I bit back the urge to argue, and kept focused. As soon as I saw what there was the castle wanted me to see, I let my mind wander around it.
"What are you doing now?" Paen asked quietly some ten minutes later.
"I've just checked the top two floors, and am now in the basement. So far there's nothing to see, although I did find two hidden rooms."
"One off the dining room?" he asked.
"Yes. And one in the basement, leading into a tunnel."
"That is the castle's bolt-hole. It collapsed several hundred years ago due to the land shifting."
"Ah. Well, there's nothing in either other than cobwebs, damp, and mouse droppings, so it looks like you're right—the statue must have been stolen. What bothers me is that I don't get any sense of it ever having been here in the first place."
Paen shifted again on the couch. "Why don't you just ask the castle where it went?"

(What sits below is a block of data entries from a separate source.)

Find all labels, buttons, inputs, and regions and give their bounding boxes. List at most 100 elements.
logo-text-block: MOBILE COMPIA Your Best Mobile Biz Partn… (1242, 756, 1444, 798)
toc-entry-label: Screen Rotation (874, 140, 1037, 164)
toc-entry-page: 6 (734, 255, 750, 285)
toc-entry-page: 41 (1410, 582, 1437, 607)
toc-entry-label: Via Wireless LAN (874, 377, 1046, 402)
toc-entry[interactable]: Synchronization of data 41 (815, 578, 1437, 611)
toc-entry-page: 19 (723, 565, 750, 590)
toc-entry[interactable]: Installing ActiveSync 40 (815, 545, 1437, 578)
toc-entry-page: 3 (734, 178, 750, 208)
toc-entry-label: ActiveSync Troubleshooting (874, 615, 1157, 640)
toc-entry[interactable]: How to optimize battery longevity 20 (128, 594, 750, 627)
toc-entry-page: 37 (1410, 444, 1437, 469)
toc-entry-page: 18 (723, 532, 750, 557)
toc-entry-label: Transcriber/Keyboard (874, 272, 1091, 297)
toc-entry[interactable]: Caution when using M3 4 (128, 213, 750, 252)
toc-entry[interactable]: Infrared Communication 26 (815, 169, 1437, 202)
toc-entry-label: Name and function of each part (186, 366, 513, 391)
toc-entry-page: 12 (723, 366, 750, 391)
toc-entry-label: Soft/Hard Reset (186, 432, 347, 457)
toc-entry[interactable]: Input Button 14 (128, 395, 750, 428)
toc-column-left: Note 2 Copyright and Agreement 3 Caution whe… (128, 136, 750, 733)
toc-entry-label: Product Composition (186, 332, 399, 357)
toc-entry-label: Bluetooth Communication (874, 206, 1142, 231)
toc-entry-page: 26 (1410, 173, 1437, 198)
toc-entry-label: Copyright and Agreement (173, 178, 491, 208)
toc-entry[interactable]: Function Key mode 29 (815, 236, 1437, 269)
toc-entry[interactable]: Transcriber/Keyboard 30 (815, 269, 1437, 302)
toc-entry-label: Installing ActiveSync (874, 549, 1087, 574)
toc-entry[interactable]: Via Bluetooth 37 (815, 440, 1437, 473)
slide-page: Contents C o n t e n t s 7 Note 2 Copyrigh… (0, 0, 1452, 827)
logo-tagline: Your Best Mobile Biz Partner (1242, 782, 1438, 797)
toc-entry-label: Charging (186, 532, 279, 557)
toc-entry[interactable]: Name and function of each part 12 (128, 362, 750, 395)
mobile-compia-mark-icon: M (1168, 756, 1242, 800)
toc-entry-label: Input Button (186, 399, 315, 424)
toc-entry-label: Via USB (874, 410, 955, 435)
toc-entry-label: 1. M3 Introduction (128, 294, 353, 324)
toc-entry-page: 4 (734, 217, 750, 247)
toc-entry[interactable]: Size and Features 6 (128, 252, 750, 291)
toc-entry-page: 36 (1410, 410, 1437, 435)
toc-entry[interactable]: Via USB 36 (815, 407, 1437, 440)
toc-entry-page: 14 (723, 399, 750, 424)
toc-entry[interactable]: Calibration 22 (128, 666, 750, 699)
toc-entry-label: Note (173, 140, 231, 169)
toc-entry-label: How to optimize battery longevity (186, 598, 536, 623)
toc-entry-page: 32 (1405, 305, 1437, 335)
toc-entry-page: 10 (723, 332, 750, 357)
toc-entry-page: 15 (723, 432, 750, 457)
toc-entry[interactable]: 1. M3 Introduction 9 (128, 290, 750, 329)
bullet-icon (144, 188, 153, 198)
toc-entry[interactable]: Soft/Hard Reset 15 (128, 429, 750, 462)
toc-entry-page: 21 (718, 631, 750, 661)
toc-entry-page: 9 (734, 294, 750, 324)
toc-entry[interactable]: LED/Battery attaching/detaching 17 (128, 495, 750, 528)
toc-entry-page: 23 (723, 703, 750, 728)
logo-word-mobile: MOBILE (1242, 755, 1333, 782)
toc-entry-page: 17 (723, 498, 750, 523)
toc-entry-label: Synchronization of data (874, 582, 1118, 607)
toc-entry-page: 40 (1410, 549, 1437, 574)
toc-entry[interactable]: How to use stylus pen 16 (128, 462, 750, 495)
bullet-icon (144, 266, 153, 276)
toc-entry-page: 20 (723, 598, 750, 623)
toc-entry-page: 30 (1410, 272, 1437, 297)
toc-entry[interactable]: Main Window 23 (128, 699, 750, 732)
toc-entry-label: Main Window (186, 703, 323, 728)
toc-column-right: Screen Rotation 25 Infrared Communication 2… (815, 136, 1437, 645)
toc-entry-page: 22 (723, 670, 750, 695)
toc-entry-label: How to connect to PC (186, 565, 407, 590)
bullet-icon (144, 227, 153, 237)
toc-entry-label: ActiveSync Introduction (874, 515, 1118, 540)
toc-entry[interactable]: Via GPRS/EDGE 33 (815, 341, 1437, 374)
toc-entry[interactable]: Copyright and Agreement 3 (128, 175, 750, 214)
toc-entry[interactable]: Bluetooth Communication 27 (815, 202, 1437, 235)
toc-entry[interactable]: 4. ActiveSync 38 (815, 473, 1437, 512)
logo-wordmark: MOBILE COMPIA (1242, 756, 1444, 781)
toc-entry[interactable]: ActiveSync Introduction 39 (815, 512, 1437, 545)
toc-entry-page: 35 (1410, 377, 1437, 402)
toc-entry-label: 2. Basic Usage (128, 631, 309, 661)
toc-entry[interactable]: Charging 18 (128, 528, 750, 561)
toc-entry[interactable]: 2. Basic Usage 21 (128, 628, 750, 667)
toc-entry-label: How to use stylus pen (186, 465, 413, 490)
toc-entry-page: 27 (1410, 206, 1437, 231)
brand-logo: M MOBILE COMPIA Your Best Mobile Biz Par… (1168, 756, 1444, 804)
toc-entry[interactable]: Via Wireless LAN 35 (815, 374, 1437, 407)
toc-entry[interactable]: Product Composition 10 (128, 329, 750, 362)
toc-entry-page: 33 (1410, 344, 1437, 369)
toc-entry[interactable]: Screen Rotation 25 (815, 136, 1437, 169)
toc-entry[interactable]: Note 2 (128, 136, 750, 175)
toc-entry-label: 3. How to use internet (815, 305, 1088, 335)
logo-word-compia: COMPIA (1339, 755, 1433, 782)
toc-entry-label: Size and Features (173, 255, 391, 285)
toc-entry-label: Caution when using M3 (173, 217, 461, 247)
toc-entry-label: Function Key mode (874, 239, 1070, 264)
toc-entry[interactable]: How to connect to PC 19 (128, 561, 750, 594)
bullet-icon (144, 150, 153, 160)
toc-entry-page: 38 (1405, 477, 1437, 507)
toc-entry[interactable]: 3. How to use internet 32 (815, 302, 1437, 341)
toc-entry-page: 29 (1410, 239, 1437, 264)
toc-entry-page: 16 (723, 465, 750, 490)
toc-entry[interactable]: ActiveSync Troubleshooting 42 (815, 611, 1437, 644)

I snorted. "A house isn't a living being. I can't ask it questions—I'm limited to just sorting through information from its memories." I opened my eyes and sat up, blinking a bit at the lights Paen had turned on. "And this castle has no memories of the statue you described. There are lots of other objet d'art memories, too many for me to look at individually, but I glanced at every one that would match the description, and there was no black monkey statue. There's an ebony statue of a man with a giant penis in a second floor bedroom, but he's not a monkey in any form."
Paen looked mildly embarrassed. "That would be one of my mother's mementoes from the time they lived in New Guinea."
"She sounds like an interesting woman."
"She is. What do you intend to do now?" he asked.
I bit my lip, glanced at my watch, and thought for a moment. "Well, I don't think the castle has anything else to tell me."
"I don't see that it told you anything," he said, rather grumpily.
"Sure it did. It told me that the statue wasn't here, and hasn't ever been here."
"That's ridiculous. It has to have been here. The castle is… er… confused."